Tanpa mengucapkan apapun lagi, aku merogoh sakuku dan mengeluarkan kunci Audi hitamku. Butuh waktu sekitar sepuluh menit bagiku untuk sampai di tempat yang dia maksudkan. Sekolah kami memang berbeda beberapa blok. Kami dekat karena rumah kami yang bersebelahan. Apalagi beranda kamar kami yang berhadapan.
"Shaa!" Dia melambai-lambaikan tangannya dengan semangat saat aku baru memasuki cafe itu.
Prilakunya itu membuat beberapa pengunjung cafe yang lain menatap dia dengan pandangan yang sekikit -eerr- seduktif. Aku kembali menghela nafasku. Wajahnya yang manis dengan lesung pipi yang menambah kesan imut pada wajahnya yang putih memang mengundang tatapan orang yang seakan ingin melahapnya. Kadang aku berfikir, sebenarnya yang perempuan itu aku atau dia?
Aku mendudukkan diriku tepat di sebelahnya karena dia memilih tempat di samping dinding yang memiliki sofa panjang yang menempel pada tembok.
"Udah lama?" Tanyaku berbasa-basi.
"Udaahh~ ni makananku udah abis." Aku memutar mataku saat mendengar nada bicaranya yang manja. Sebenarnya memang begitu setiap kali dia berbicara. Benar-benar imut.
"Sha.."
"Hmm?"
"Ngantuk." Setelah mengatakan itu dia menyenderkan kepalanya pada bahuku yang kembali membuatku memutar kedua bola mataku.

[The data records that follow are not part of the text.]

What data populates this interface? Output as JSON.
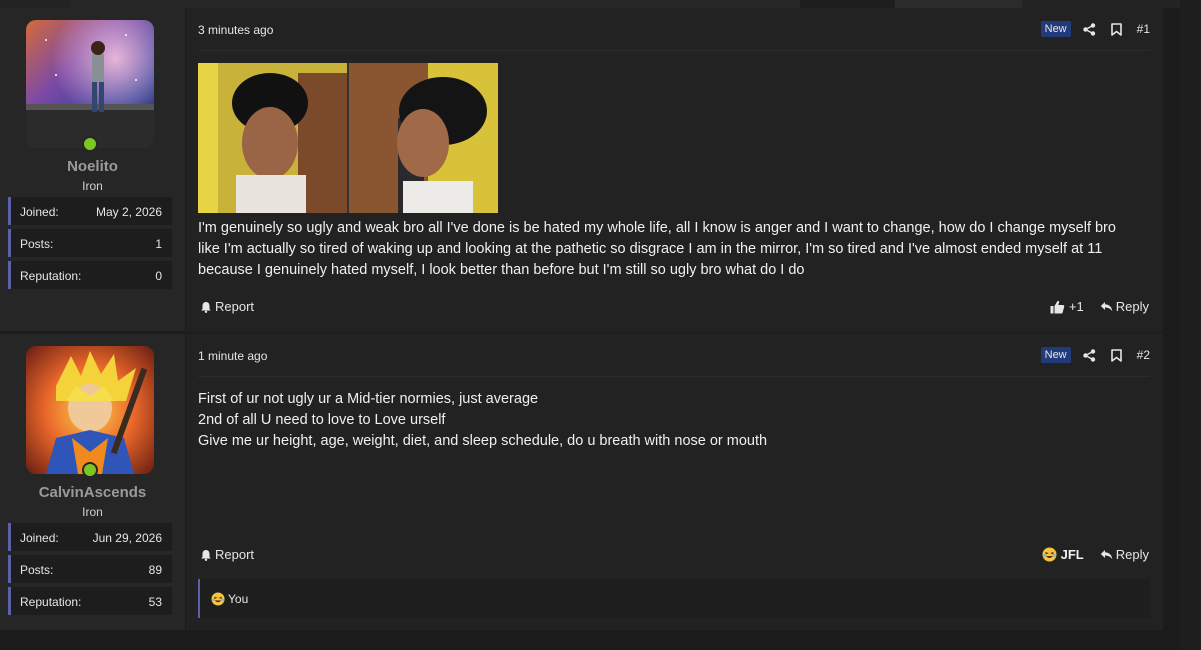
{
  "posts": [
    {
      "user": {
        "name": "Noelito",
        "rank": "Iron",
        "stats": [
          {
            "label": "Joined:",
            "value": "May 2, 2026"
          },
          {
            "label": "Posts:",
            "value": "1"
          },
          {
            "label": "Reputation:",
            "value": "0"
          }
        ]
      },
      "time": "3 minutes ago",
      "badge": "New",
      "number": "#1",
      "body_lines": [
        "I'm genuinely so ugly and weak bro all I've done is be hated my whole life, all I know is anger and I want to change, how do I change myself bro",
        "like I'm actually so tired of waking up and looking at the pathetic so disgrace I am in the mirror, I'm so tired and I've almost ended myself at 11",
        "because I genuinely hated myself, I look better than before but I'm still so ugly bro what do I do"
      ],
      "report_label": "Report",
      "reaction_count": "+1",
      "reply_label": "Reply"
    },
    {
      "user": {
        "name": "CalvinAscends",
        "rank": "Iron",
        "stats": [
          {
            "label": "Joined:",
            "value": "Jun 29, 2026"
          },
          {
            "label": "Posts:",
            "value": "89"
          },
          {
            "label": "Reputation:",
            "value": "53"
          }
        ]
      },
      "time": "1 minute ago",
      "badge": "New",
      "number": "#2",
      "body_lines": [
        "First of ur not ugly ur a Mid-tier normies, just average",
        "2nd of all U need to love to Love urself",
        "Give me ur height, age, weight, diet, and sleep schedule, do u breath with nose or mouth"
      ],
      "report_label": "Report",
      "reaction_label": "JFL",
      "reply_label": "Reply",
      "reactions_summary": "You"
    }
  ],
  "colors": {
    "online": "#7cc623",
    "accent": "#5d62a8",
    "badge": "#213a7a"
  }
}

Ricky seperti anak anjing yang baru saja bertemu tuannya setelah seharian berpisah.
Anak anjing...
Aku membayangkan Ricky dengan telinga anjing yang imut dan ekor yang bergoyang goyang
Anak...
Blush.
Wajahku sukses memerah, dadaku berdebar dengan sedikit kencang. Hilangkan, hilangkan. Hapus pikiran kotor tadi.
Dengan sedikit ragu aku menggoyangkan bahunya.

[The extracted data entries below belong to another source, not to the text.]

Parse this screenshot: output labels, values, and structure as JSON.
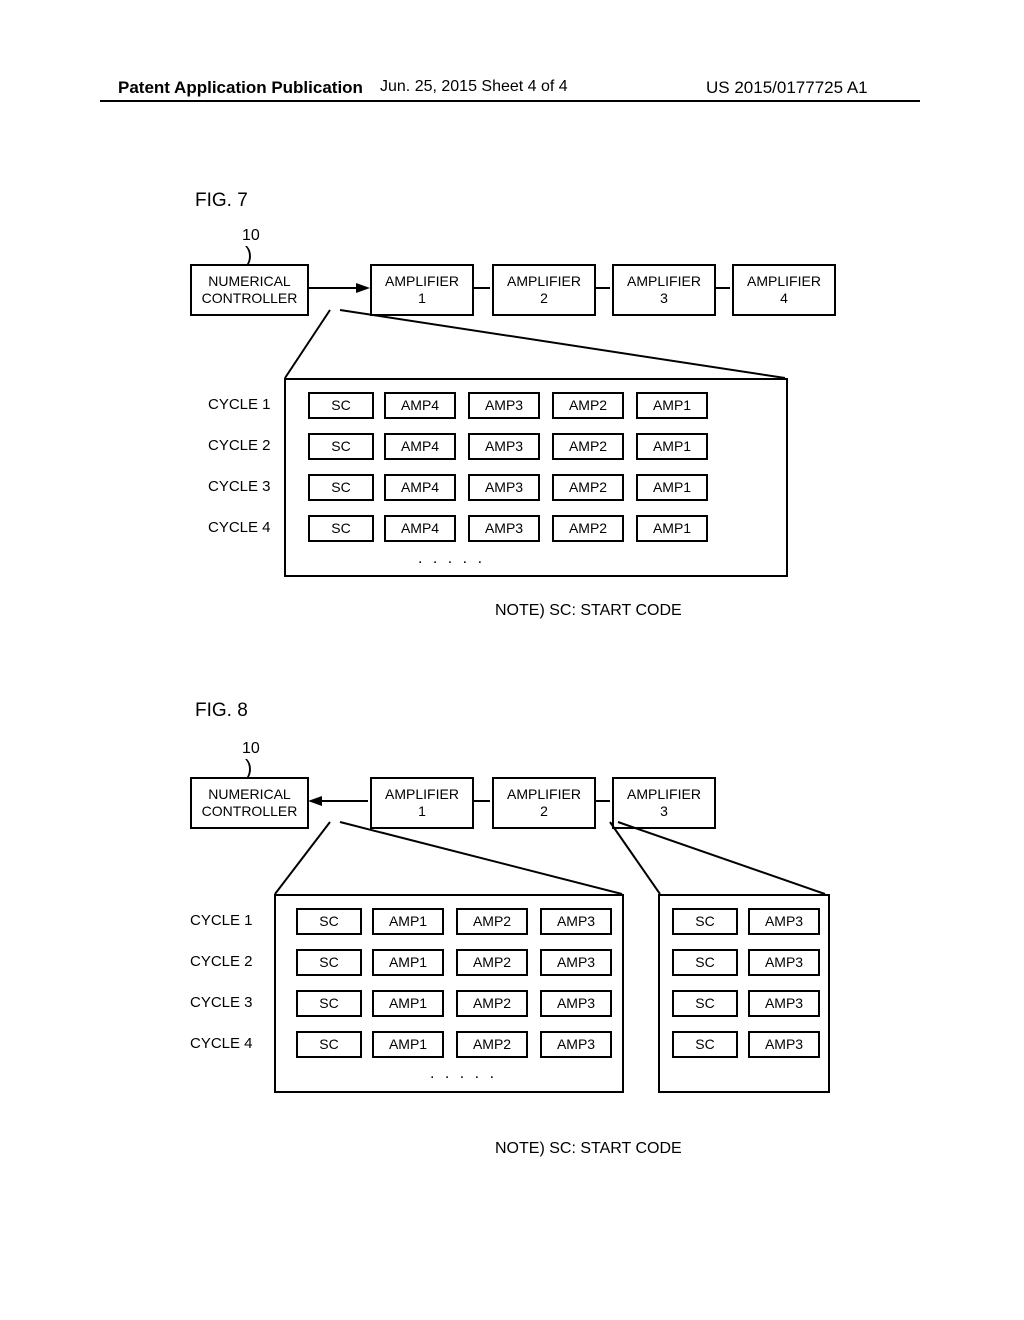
{
  "header": {
    "left": "Patent Application Publication",
    "mid": "Jun. 25, 2015  Sheet 4 of 4",
    "right": "US 2015/0177725 A1"
  },
  "fig7": {
    "label": "FIG. 7",
    "ref_num": "10",
    "numerical_controller": "NUMERICAL\nCONTROLLER",
    "amp1": "AMPLIFIER\n1",
    "amp2": "AMPLIFIER\n2",
    "amp3": "AMPLIFIER\n3",
    "amp4": "AMPLIFIER\n4",
    "cycles": [
      "CYCLE 1",
      "CYCLE 2",
      "CYCLE 3",
      "CYCLE 4"
    ],
    "row_cells": [
      "SC",
      "AMP4",
      "AMP3",
      "AMP2",
      "AMP1"
    ],
    "ellipsis": ". . . . .",
    "note": "NOTE)  SC: START CODE"
  },
  "fig8": {
    "label": "FIG. 8",
    "ref_num": "10",
    "numerical_controller": "NUMERICAL\nCONTROLLER",
    "amp1": "AMPLIFIER\n1",
    "amp2": "AMPLIFIER\n2",
    "amp3": "AMPLIFIER\n3",
    "cycles": [
      "CYCLE 1",
      "CYCLE 2",
      "CYCLE 3",
      "CYCLE 4"
    ],
    "row_cells_left": [
      "SC",
      "AMP1",
      "AMP2",
      "AMP3"
    ],
    "row_cells_right": [
      "SC",
      "AMP3"
    ],
    "ellipsis": ". . . . .",
    "note": "NOTE)  SC: START CODE"
  }
}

"Pulang aja gimana? Masa mau tidur disini?"
Dia menatapku dengan pandangan seperti anak anjing yang...
Blush.
Bisakah dia tak selalu menggodaku seperti itu? Aku kembali bertanya-tanya. Siapa sebenarnya yang perempuan disini?
"Gendong~" Ucapnya manja. Aku hanya menatapnya dengan tajam dan dia segera merenggut dengan kesal.

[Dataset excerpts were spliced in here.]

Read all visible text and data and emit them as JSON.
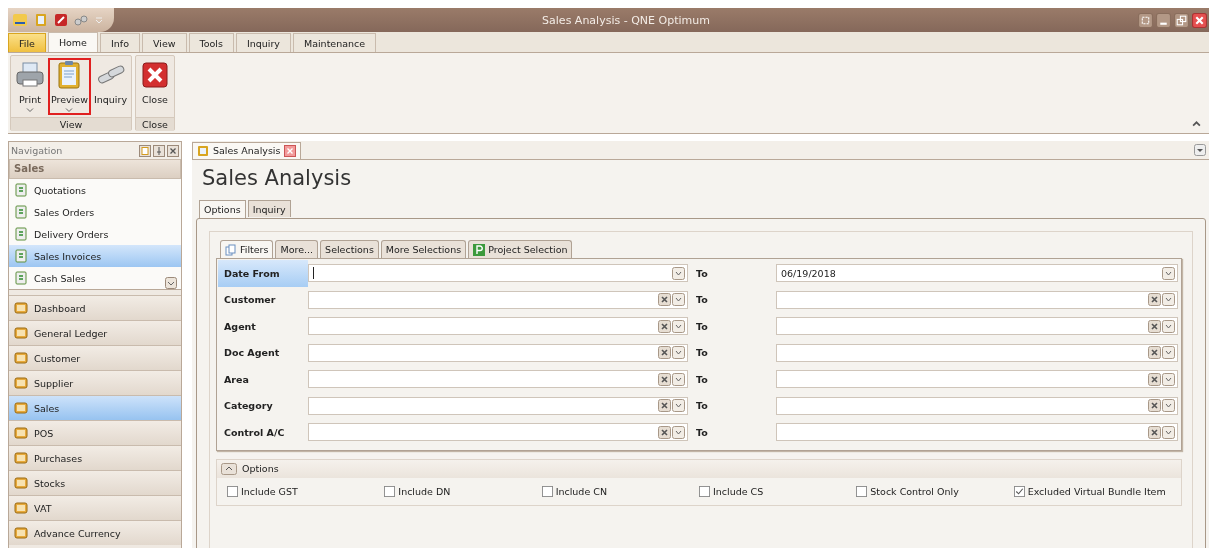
{
  "window": {
    "title": "Sales Analysis - QNE Optimum"
  },
  "ribbon_tabs": [
    {
      "label": "File",
      "selected": false,
      "kind": "file"
    },
    {
      "label": "Home",
      "selected": true,
      "kind": "tab"
    },
    {
      "label": "Info",
      "selected": false,
      "kind": "tab"
    },
    {
      "label": "View",
      "selected": false,
      "kind": "tab"
    },
    {
      "label": "Tools",
      "selected": false,
      "kind": "tab"
    },
    {
      "label": "Inquiry",
      "selected": false,
      "kind": "tab"
    },
    {
      "label": "Maintenance",
      "selected": false,
      "kind": "tab"
    }
  ],
  "ribbon_groups": [
    {
      "label": "View",
      "buttons": [
        {
          "label": "Print",
          "kind": "print",
          "dropdown": true,
          "highlighted": false
        },
        {
          "label": "Preview",
          "kind": "preview",
          "dropdown": true,
          "highlighted": true
        },
        {
          "label": "Inquiry",
          "kind": "inquiry",
          "dropdown": false,
          "highlighted": false
        }
      ]
    },
    {
      "label": "Close",
      "buttons": [
        {
          "label": "Close",
          "kind": "close",
          "dropdown": false,
          "highlighted": false
        }
      ]
    }
  ],
  "navigation": {
    "title": "Navigation",
    "section": "Sales",
    "items": [
      {
        "label": "Quotations",
        "selected": false
      },
      {
        "label": "Sales Orders",
        "selected": false
      },
      {
        "label": "Delivery Orders",
        "selected": false
      },
      {
        "label": "Sales Invoices",
        "selected": true
      },
      {
        "label": "Cash Sales",
        "selected": false
      }
    ],
    "modules": [
      {
        "label": "Dashboard",
        "selected": false
      },
      {
        "label": "General Ledger",
        "selected": false
      },
      {
        "label": "Customer",
        "selected": false
      },
      {
        "label": "Supplier",
        "selected": false
      },
      {
        "label": "Sales",
        "selected": true
      },
      {
        "label": "POS",
        "selected": false
      },
      {
        "label": "Purchases",
        "selected": false
      },
      {
        "label": "Stocks",
        "selected": false
      },
      {
        "label": "VAT",
        "selected": false
      },
      {
        "label": "Advance Currency",
        "selected": false
      }
    ]
  },
  "document_tab": {
    "label": "Sales Analysis"
  },
  "heading": "Sales Analysis",
  "page_tabs": [
    {
      "label": "Options",
      "selected": true
    },
    {
      "label": "Inquiry",
      "selected": false
    }
  ],
  "filter_tabs": [
    {
      "label": "Filters",
      "selected": true,
      "kind": "filters"
    },
    {
      "label": "More...",
      "selected": false,
      "kind": "plain"
    },
    {
      "label": "Selections",
      "selected": false,
      "kind": "plain"
    },
    {
      "label": "More Selections",
      "selected": false,
      "kind": "plain"
    },
    {
      "label": "Project Selection",
      "selected": false,
      "kind": "project"
    }
  ],
  "filters": [
    {
      "label": "Date From",
      "selected": true,
      "clearable": false,
      "to_label": "To",
      "to_value": "06/19/2018"
    },
    {
      "label": "Customer",
      "selected": false,
      "clearable": true,
      "to_label": "To"
    },
    {
      "label": "Agent",
      "selected": false,
      "clearable": true,
      "to_label": "To"
    },
    {
      "label": "Doc Agent",
      "selected": false,
      "clearable": true,
      "to_label": "To"
    },
    {
      "label": "Area",
      "selected": false,
      "clearable": true,
      "to_label": "To"
    },
    {
      "label": "Category",
      "selected": false,
      "clearable": true,
      "to_label": "To"
    },
    {
      "label": "Control A/C",
      "selected": false,
      "clearable": true,
      "to_label": "To"
    }
  ],
  "options": {
    "title": "Options",
    "expanded": true,
    "checkboxes": [
      {
        "label": "Include GST",
        "checked": false
      },
      {
        "label": "Include DN",
        "checked": false
      },
      {
        "label": "Include CN",
        "checked": false
      },
      {
        "label": "Include CS",
        "checked": false
      },
      {
        "label": "Stock Control Only",
        "checked": false
      },
      {
        "label": "Excluded Virtual Bundle Item",
        "checked": true
      }
    ]
  }
}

Setelah membayar tagihan makanannya, aku mengantarnya pulang dengan audi hitamku. Setiap hari selalu seperti ini, aku seperti sopirnya saja.
Aku mengguncang pelan tubuhnya saat sampai di depan rumahnya.
"Rik... Bangun..."
"Uuhhmmm..."
"Hhh~" Menghela nafas kesal, aku keluar dari mobilku dan membuka pintu di sebelah kursi yang ditempatinya.
Dengan menggendong tubuhnya yang termasuk ringan, aku memasuki rumahnya yang sudah seperti rumah keduaku. Baru akan menaiki tangga, aku disapa oleh ibunya.
"Tasha? Maaf ya ngerepotin lagi."
"Nggak apa, tante. Oh ya tante, Ricky udah makan tadi, jadi nanti nggak usah dibangunin ya. Kasian kayaknya dia capek abis ekstra tadi."
Ibunya hanya tersenyum dan melanjutkan langkahnya entah kemana.
Aku membaringkan Ricky dan memandang wajah manisnya.
"Salah ya aku jatuh cinta sama kamu, Rik?"
Aku mengecup bibirnya dengan perlahan dan keluar menuju rumahku sendiri yang tepat berada di sebelah rumahnya.
Tanpa menyadari bahwa mata berwarna coklat muda terbuka dan tangan dari pemilik mata itu menyentuh bibirnya pelan yang sehabis dikecup oleh sahabatnya sendiri.
Tersenyum miris.
"Salah ya aku kalau juga jatuh cinta sama kamu, Sha. Sayangnya aku terlalu takut untuk menyatakan perasaanku."
Malam itu dihabiskan oleh keduanya dengan perasaan sepi yang sama.
Perasaan mereka yang saling membalas, tetapi terlalu takut untuk merusak hubungan indah yang sudah mereka jalin bahkan semenjak mereka belum bisa berbicara.
Perasaan takut kehilangan yang sama, yang sama-sama menyiksa keduanya.
Perasaan saling menghargai, saling takut untuk menyakiti.